Jaga Sekulerisme, Tajikistan Larang Jilbab Meski Warganya 97 Persen Muslim
Jakarta (SI Online) – Demi menjaga nilai-nilai sekulerisme, sebuah negara di Asia Tengah, Tajikistan, secara resmi melarang penggunaan jilbab bagi muslimah.
Undang-Undang itu tidak berbunyi langsung UU Pelarangan Jilbab, namun Undang-Undang tentang “Tradisi dan Perayaan.”
Padahal, menurut survei negara dengan penduduk sekitar 10 juta jiwa itu, sekitar 97 persennya adalah Muslim.
Namun, parlemen negara bekas Uni Sovyet itu, malah mengadopsi rancangan UU tentang “Tradisi dan Perayaan”.
RUU itu melarang penggunaan, mengimpor, menjual, dan memasarkan “pakaian asing bagi budaya Tajik”.
RUU itu juga mencakup sanksi administratif dan denda bagi para pelanggarnya.

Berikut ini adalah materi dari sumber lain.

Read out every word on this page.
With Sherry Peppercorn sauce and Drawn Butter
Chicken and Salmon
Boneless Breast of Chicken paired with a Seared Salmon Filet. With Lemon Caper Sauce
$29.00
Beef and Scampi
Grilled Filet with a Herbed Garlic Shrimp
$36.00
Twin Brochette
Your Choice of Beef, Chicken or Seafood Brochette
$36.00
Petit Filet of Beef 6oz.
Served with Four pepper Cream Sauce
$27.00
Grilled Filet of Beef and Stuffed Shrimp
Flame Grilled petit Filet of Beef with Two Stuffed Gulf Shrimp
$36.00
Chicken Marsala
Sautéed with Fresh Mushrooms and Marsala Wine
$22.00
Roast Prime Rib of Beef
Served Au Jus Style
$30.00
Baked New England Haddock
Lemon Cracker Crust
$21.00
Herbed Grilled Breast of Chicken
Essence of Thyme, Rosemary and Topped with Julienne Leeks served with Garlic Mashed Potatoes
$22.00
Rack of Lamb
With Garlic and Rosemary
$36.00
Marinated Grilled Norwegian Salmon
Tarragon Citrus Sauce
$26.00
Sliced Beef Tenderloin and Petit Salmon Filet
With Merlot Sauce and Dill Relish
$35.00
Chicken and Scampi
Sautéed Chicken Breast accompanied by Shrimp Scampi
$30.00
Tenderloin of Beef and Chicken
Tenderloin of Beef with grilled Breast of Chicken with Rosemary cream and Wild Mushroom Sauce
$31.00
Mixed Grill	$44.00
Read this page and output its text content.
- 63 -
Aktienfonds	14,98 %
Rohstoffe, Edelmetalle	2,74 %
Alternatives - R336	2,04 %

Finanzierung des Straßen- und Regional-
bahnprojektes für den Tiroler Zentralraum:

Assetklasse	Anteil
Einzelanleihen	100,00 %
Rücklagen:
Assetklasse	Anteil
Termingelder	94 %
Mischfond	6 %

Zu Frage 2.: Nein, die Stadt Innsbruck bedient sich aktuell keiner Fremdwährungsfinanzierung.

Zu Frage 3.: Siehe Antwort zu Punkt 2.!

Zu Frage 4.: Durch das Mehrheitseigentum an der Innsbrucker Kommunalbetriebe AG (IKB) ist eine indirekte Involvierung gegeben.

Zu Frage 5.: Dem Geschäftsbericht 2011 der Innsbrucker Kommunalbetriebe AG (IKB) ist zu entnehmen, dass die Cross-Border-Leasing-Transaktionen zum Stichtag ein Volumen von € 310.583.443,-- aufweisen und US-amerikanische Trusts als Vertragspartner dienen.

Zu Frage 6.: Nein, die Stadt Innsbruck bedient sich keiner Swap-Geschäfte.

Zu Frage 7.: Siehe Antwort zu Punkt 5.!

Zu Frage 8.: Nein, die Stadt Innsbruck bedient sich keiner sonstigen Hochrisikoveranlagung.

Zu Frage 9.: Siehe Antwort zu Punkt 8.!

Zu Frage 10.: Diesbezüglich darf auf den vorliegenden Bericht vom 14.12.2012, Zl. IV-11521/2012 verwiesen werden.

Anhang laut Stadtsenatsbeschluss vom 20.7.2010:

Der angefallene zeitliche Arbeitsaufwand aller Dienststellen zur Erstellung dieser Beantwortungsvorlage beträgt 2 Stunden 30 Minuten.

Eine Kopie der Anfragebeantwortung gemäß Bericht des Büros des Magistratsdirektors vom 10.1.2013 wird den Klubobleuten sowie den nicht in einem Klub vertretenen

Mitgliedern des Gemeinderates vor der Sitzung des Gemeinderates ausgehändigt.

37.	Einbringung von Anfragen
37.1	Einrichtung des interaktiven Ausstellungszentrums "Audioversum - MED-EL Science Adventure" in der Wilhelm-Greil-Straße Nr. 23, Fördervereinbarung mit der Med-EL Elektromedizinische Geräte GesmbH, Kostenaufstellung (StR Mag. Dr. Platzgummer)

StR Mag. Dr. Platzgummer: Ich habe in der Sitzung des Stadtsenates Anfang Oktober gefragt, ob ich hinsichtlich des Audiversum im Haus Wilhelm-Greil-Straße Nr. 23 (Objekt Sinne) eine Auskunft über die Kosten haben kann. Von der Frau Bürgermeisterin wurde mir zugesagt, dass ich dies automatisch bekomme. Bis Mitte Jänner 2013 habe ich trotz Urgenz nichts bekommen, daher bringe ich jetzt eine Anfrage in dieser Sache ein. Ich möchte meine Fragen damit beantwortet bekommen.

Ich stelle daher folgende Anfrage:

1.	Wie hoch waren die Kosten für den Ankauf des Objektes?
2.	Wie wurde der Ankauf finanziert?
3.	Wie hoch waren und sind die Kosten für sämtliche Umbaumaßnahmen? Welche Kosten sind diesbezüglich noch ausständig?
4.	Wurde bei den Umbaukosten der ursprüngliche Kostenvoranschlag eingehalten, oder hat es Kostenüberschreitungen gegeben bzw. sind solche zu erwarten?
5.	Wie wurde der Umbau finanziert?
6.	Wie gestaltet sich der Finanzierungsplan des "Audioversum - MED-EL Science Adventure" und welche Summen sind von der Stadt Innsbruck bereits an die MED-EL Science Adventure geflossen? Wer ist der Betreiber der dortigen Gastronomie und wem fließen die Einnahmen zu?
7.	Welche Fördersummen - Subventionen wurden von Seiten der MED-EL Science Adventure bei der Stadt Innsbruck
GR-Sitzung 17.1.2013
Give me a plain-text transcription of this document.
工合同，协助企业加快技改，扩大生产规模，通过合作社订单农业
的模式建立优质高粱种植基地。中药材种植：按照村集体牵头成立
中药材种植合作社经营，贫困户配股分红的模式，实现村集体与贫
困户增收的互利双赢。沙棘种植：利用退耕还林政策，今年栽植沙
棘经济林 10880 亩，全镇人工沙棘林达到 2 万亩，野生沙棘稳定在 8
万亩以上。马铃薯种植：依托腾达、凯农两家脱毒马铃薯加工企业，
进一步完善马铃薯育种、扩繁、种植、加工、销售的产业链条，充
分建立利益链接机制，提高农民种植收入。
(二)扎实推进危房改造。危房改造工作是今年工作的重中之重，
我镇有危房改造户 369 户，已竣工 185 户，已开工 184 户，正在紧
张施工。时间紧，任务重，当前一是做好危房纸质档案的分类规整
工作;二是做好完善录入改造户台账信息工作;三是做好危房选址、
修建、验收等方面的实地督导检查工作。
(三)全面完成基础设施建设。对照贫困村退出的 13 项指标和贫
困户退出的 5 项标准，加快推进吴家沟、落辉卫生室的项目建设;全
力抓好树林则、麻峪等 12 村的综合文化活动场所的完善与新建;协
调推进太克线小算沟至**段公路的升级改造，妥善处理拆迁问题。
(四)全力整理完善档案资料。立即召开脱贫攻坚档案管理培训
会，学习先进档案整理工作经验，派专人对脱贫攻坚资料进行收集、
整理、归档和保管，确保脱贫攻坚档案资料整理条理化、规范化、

Mayoritas pejabat dan publik menggambarkan larangan itu ditujukan terhadap pakaian khas Muslim.
Salah satu alasan pemerintah melarang penggunaan hijab dan atribut keagamaan lainnya adalah “demi melindungi nilai-nilai budaya nasional” dan “mencegah takhayul serta ekstremisme”.
Dalam beberapa tahun terakhir, Tajikistan memang terus memperketat larangan memakai pakaian dan atribut keagamaan, terutama pakaian Muslim, di sekolah-sekolah dan tempat kerja.
Dengan UU ini, Tajikistan dilaporkan akan memperluas larangan penggunaan hijab hingga di tempat publik.
Dalam aturan baru ini, warga juga dianjurkan untuk semakin sering memakai pakaian nasional Tajikistan.
Dikutip Euro News, mereka yang melanggar undang-undang ini akan didenda mulai dari 7.920 somoni atau sekitar Rp12,1 juta untuk warga biasa, sekitar 54 ribu somoni (Rp82,6 juta), dan 57.600 somoni (Rp88,1 juta) bagi para tokoh agama.